Illinois Federation of Teachers lied about its membership numbers
A report from the union itself showed it had 16,500 fewer members last year than it claimed. Is it lying about anything else?
At least 16,542 Illinois educators and other school personnel have rejected membership in the Illinois Federation of Teachers.
That didn’t stop the union from lying to the public about its membership numbers.
The union’s claim: In a February 2025 press release, IFT said “educators and state workers from the 105,000-member Illinois Federation of Teachers” had rallied at the Capitol in Springfield.
The truth: The union told the U.S. Labor Department something drastically different. Its most recent federal filing — dated a month after the press release and signed under penalty of perjury — said it had 88,458 members.
That’s 16,542 fewer members than the union claimed.

This begs the question: If the union is lying about something so simple — and disprovable — as its number of members, is it lying about anything else?
One example is the Federal Scholarship Tax Credit program, which the union opposes.
The program provides a dollar-for-dollar annual tax credit up to $1,700 for people contributing to scholarship-granting organizations. Those organizations then provide money to eligible public, private or homeschool children for tutoring, fees for dual enrollment, tuition, educational therapies for students with disabilities and other academic needs.
It’s a win-win-win: Students get much-needed education funding, donors get tax credits and no money is diverted from public schools.
But there’s a catch.

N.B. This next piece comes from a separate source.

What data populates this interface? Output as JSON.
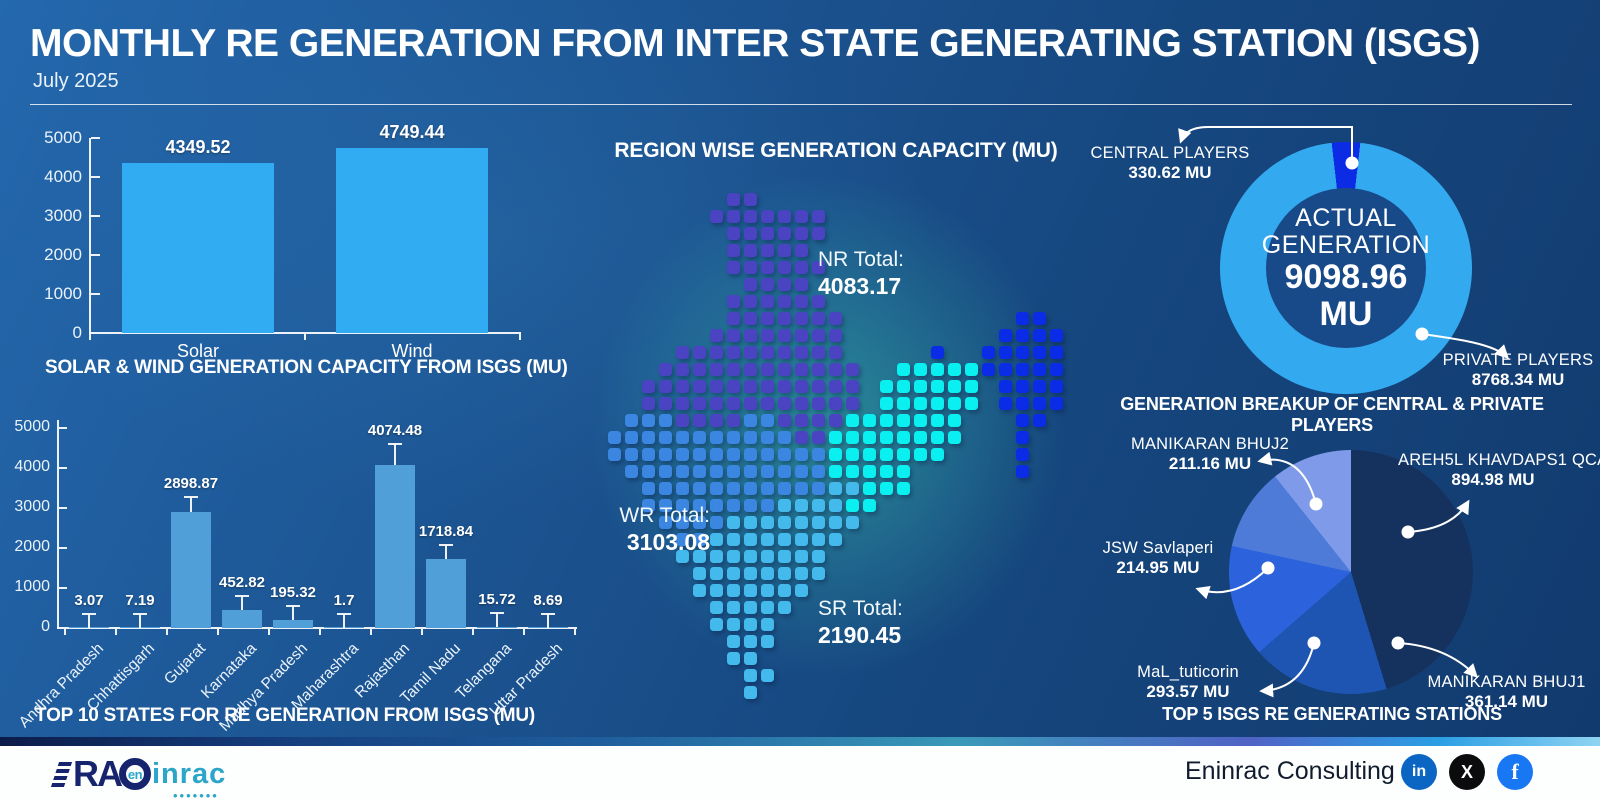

Gov. J.B. Pritzker must opt the state into the program for students to get the money. Donors get the tax credit no matter what.
A recent poll conducted for the Illinois Policy Institute showed that almost 55% of Illinoisans support opting into the program, and only about 22% oppose or strongly oppose doing so. Opting in gained more support than opposition across ages, regions, race and political ideology.
IFT is focusing its opposition only on the “scholarship” and “tuition” parts of the federal program that could let families choose private schools. It is ignoring — or purposely hiding — that the money also could go to public school students.
The union’s narrow focus would hurt Illinois public school students.
The union’s stance is all about spite. IFT might not like school choice, but Illinois taxpayers will get the tax credits even if Illinois fails to opt into the program. The money donated by Illinois taxpayers would flow to other states. With the majority of other states already planning to participate in the program, Illinois students would be left behind.
That includes public school students.
As an entity that can’t even tell the truth about its own membership numbers, it’s not a trusted source on what’s best for the state’s students when it comes to the Federal Scholarship Tax Credit program.